Some Buddha guy once said, “What is the root of evil? Desire is the root of evil, illusion is the root of evil.”
I guess that means I’m a pretty evil chick. Ideally, I’d like to say I’m free from all desires and illusions because then, well, I’d be enlightened. And enlightenment seems like a pretty sweet deal. Do you still have to go through the hell of finals if enlightened? Probably not. Yeah, I’d choose enlightenment any day.
The problem is I don’t choose enlightenment. I choose beauty on a daily basis. Now don’t get me wrong—I am not high maintenance. I don’t color my hair or spend two hours a day perfecting my coiffure; I very rarely, if ever, desire expensive threads; and teeth whitening and skin tanning seem ridiculous and unimportant. But then there’s makeup.
You remember the indie kids’ favorite flick “The Royal Tenenbaums,” right? Well, imagine the character Margot Tenenbaum for a second; or rather, imagine her eyes.
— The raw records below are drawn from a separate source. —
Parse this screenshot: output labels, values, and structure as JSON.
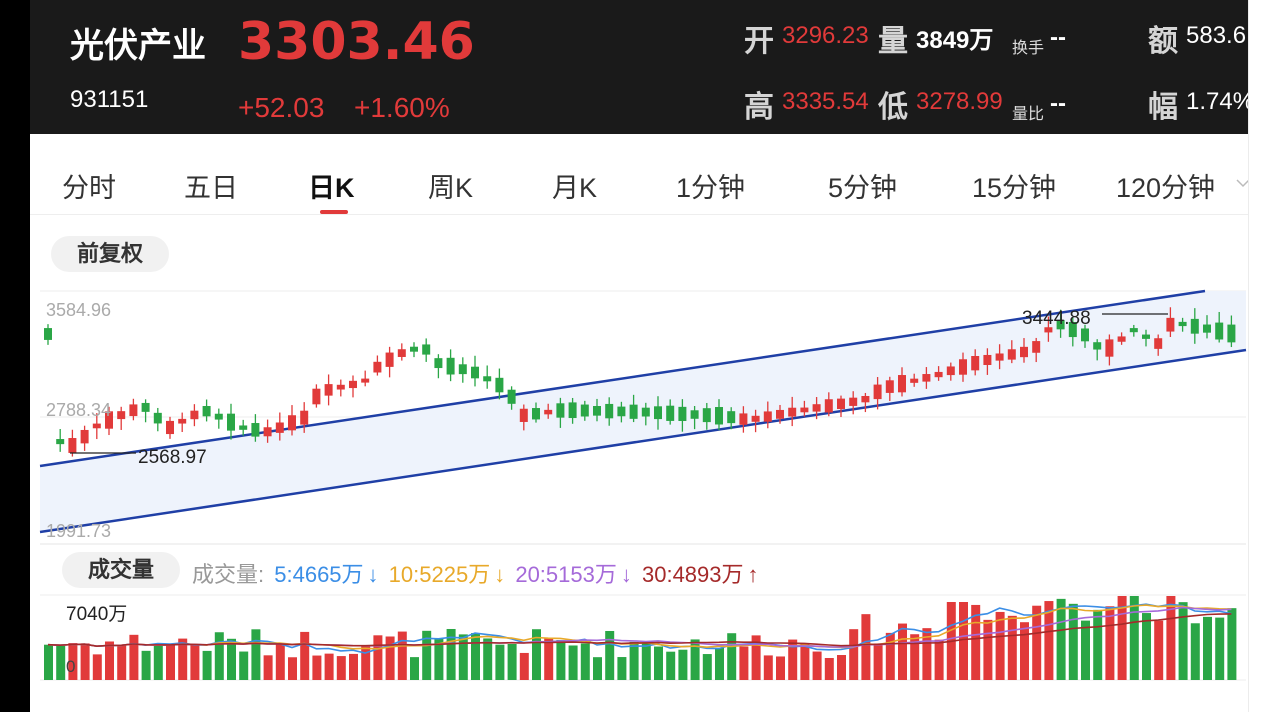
{
  "header": {
    "title": "光伏产业",
    "code": "931151",
    "price": "3303.46",
    "change": "+52.03",
    "change_pct": "+1.60%",
    "stats": {
      "open_label": "开",
      "open_value": "3296.23",
      "volume_label": "量",
      "volume_value": "3849万",
      "turnover_label": "换手",
      "turnover_value": "--",
      "amount_label": "额",
      "amount_value": "583.6",
      "high_label": "高",
      "high_value": "3335.54",
      "low_label": "低",
      "low_value": "3278.99",
      "ratio_label": "量比",
      "ratio_value": "--",
      "amp_label": "幅",
      "amp_value": "1.74%"
    }
  },
  "tabs": [
    {
      "label": "分时"
    },
    {
      "label": "五日"
    },
    {
      "label": "日K"
    },
    {
      "label": "周K"
    },
    {
      "label": "月K"
    },
    {
      "label": "1分钟"
    },
    {
      "label": "5分钟"
    },
    {
      "label": "15分钟"
    },
    {
      "label": "120分钟"
    }
  ],
  "tabs_dropdown_icon": "chevron-down-icon",
  "adjust_button": "前复权",
  "kline": {
    "y_ticks": [
      "3584.96",
      "2788.34",
      "1991.73"
    ],
    "y_range": [
      1991.73,
      3584.96
    ],
    "high_marker": "3444.88",
    "low_marker": "2568.97",
    "up_color": "#e13a3a",
    "down_color": "#2aa646",
    "channel_color": "#1f3fa6"
  },
  "volume": {
    "button": "成交量",
    "legend_label": "成交量:",
    "ma5": "5:4665万",
    "ma10": "10:5225万",
    "ma20": "20:5153万",
    "ma30": "30:4893万",
    "ma5_color": "#3b8ee6",
    "ma10_color": "#e8a92a",
    "ma20_color": "#a56ad9",
    "ma30_color": "#a52a2a",
    "max_label": "7040万",
    "zero_label": "0"
  }
}
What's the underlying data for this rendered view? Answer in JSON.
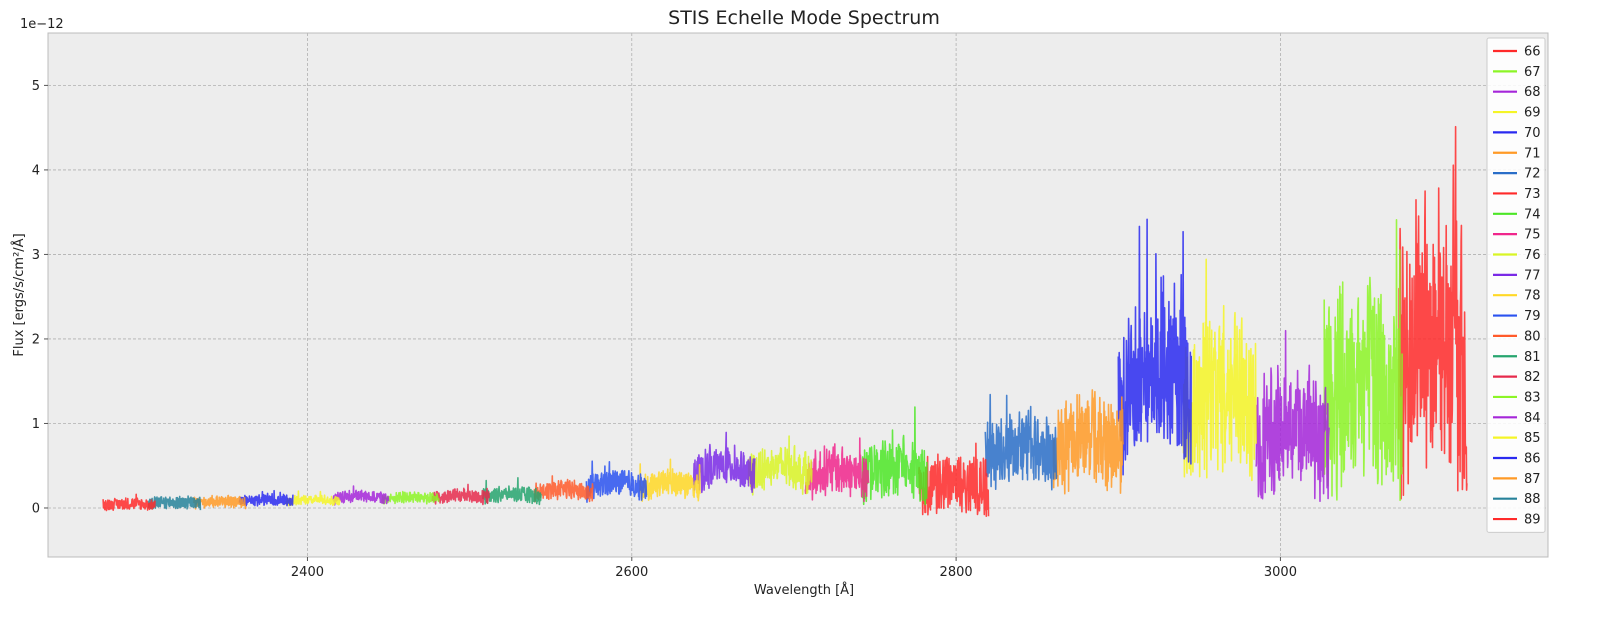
{
  "chart_data": {
    "type": "line",
    "title": "STIS Echelle Mode Spectrum",
    "xlabel": "Wavelength [Å]",
    "ylabel": "Flux [ergs/s/cm²/Å]",
    "y_offset_label": "1e−12",
    "xlim": [
      2240,
      3165
    ],
    "ylim": [
      -0.58,
      5.62
    ],
    "xticks": [
      2400,
      2600,
      2800,
      3000
    ],
    "yticks": [
      0,
      1,
      2,
      3,
      4,
      5
    ],
    "grid": true,
    "legend_position": "right",
    "series": [
      {
        "name": "66",
        "color": "#ff2a2a",
        "x_range": [
          3073,
          3115
        ],
        "level": 2.1,
        "amp": 1.4
      },
      {
        "name": "67",
        "color": "#8cf526",
        "x_range": [
          3027,
          3075
        ],
        "level": 1.6,
        "amp": 1.1
      },
      {
        "name": "68",
        "color": "#a526d9",
        "x_range": [
          2985,
          3030
        ],
        "level": 0.95,
        "amp": 0.65
      },
      {
        "name": "69",
        "color": "#f5f526",
        "x_range": [
          2940,
          2985
        ],
        "level": 1.4,
        "amp": 0.8
      },
      {
        "name": "70",
        "color": "#2a2af0",
        "x_range": [
          2900,
          2945
        ],
        "level": 1.65,
        "amp": 0.8
      },
      {
        "name": "71",
        "color": "#ff9a26",
        "x_range": [
          2860,
          2903
        ],
        "level": 0.85,
        "amp": 0.5
      },
      {
        "name": "72",
        "color": "#2a6ec8",
        "x_range": [
          2818,
          2862
        ],
        "level": 0.75,
        "amp": 0.35
      },
      {
        "name": "73",
        "color": "#ff2a2a",
        "x_range": [
          2777,
          2820
        ],
        "level": 0.3,
        "amp": 0.3
      },
      {
        "name": "74",
        "color": "#4ce626",
        "x_range": [
          2742,
          2782
        ],
        "level": 0.5,
        "amp": 0.3
      },
      {
        "name": "75",
        "color": "#f0268c",
        "x_range": [
          2707,
          2746
        ],
        "level": 0.45,
        "amp": 0.25
      },
      {
        "name": "76",
        "color": "#d9f526",
        "x_range": [
          2672,
          2711
        ],
        "level": 0.5,
        "amp": 0.22
      },
      {
        "name": "77",
        "color": "#7a2ae6",
        "x_range": [
          2638,
          2676
        ],
        "level": 0.5,
        "amp": 0.2
      },
      {
        "name": "78",
        "color": "#ffd826",
        "x_range": [
          2605,
          2642
        ],
        "level": 0.3,
        "amp": 0.14
      },
      {
        "name": "79",
        "color": "#2a52f0",
        "x_range": [
          2572,
          2609
        ],
        "level": 0.3,
        "amp": 0.13
      },
      {
        "name": "80",
        "color": "#ff5a2a",
        "x_range": [
          2540,
          2576
        ],
        "level": 0.22,
        "amp": 0.1
      },
      {
        "name": "81",
        "color": "#26a56e",
        "x_range": [
          2508,
          2544
        ],
        "level": 0.17,
        "amp": 0.08
      },
      {
        "name": "82",
        "color": "#e62a4c",
        "x_range": [
          2477,
          2512
        ],
        "level": 0.15,
        "amp": 0.07
      },
      {
        "name": "83",
        "color": "#8cf526",
        "x_range": [
          2446,
          2481
        ],
        "level": 0.13,
        "amp": 0.06
      },
      {
        "name": "84",
        "color": "#a526d9",
        "x_range": [
          2416,
          2450
        ],
        "level": 0.14,
        "amp": 0.06
      },
      {
        "name": "85",
        "color": "#f5f526",
        "x_range": [
          2387,
          2420
        ],
        "level": 0.1,
        "amp": 0.05
      },
      {
        "name": "86",
        "color": "#2a2af0",
        "x_range": [
          2358,
          2391
        ],
        "level": 0.1,
        "amp": 0.06
      },
      {
        "name": "87",
        "color": "#ff9a26",
        "x_range": [
          2330,
          2362
        ],
        "level": 0.08,
        "amp": 0.06
      },
      {
        "name": "88",
        "color": "#26829a",
        "x_range": [
          2302,
          2334
        ],
        "level": 0.07,
        "amp": 0.07
      },
      {
        "name": "89",
        "color": "#ff2a2a",
        "x_range": [
          2274,
          2306
        ],
        "level": 0.05,
        "amp": 0.06
      }
    ]
  }
}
She’s got those raccoon eyes that are so emo and enigmatic and are consequently the eyes that most closely resemble my own every day. In other words, I’m a sucker for the eyeliner. I’ve worn it religiously ever since seventh grade (which was well over a decade ago) except for about a week during my hippie phase in twelfth grade. It started out as fun; when I entered junior high, I was finally allowed to wear makeup. So I did, gladly. As the years progressed, I became a bit, shall we say, depressed and reserved. The makeup, specifically the now darker and heavier eyeliner, became more of a shield and security blanket than a fun pastime.
As they (Buddha, perhaps?) say, old habits die hard. Putting on eyeliner every morning has become a ritual for me, something I don’t even think twice about. So has ending my sentences with prepositions. Anyway, while looking at the poster for Bona fide Beauty, I noticed one of the bullet points was “a day without makeup.” For some reason, this caught my greatly makeuped eye. Could I let down my guard and give up my Revlon Colorstay Eyeliner for 24 hours? I decided to find out.
Let me give you the Reader’s Digest version of my makeup-less day: Getting ready in the morning was a cinch. I went to IKEA and caught glimpses of my naked eyes in Swedish mirrors, which was alarming. Stopping by REI felt like home; I felt so “granola” and “outdoorsy” with my conspicuously unmade face. And then I went to a social gathering where there were a lot of good-looking people. I felt so dowdy and invisible. I headed straight for the bathroom where I sheepishly applied eyeliner. Immediately after, I felt like myself. But why? Does makeup really make up an identity? In other words, does kohl make the soul? Nothing could be further from the truth, and I knew that. It was time for me to stop hiding behind a mask. I didn’t need to be scared of myself or buy into some myth about beauty.
So I went back into the same bathroom, grabbed a handful of tissue, and wiped the liner off my lids. Enough with this illusion. Enough with this attachment to a stupid eye pencil. Enough with constantly maintaining this constructed and superficial identity. I am liberated! Or at least I thought I was until the next morning when I applied liner almost without a second thought. My feelings of emancipation from the previous night had disappeared when the sun appeared. It was a new day and I was back to my old self. Although this is a somewhat disappointing ending, it’s the truth. I am still uncomfortable exposing myself sans makeup; it has obviously been my crutch for a long time. But maybe each day I can start to break away from these chains. Maybe I can begin to realize what really matters, embrace simplicity, and begin to walk again on my own.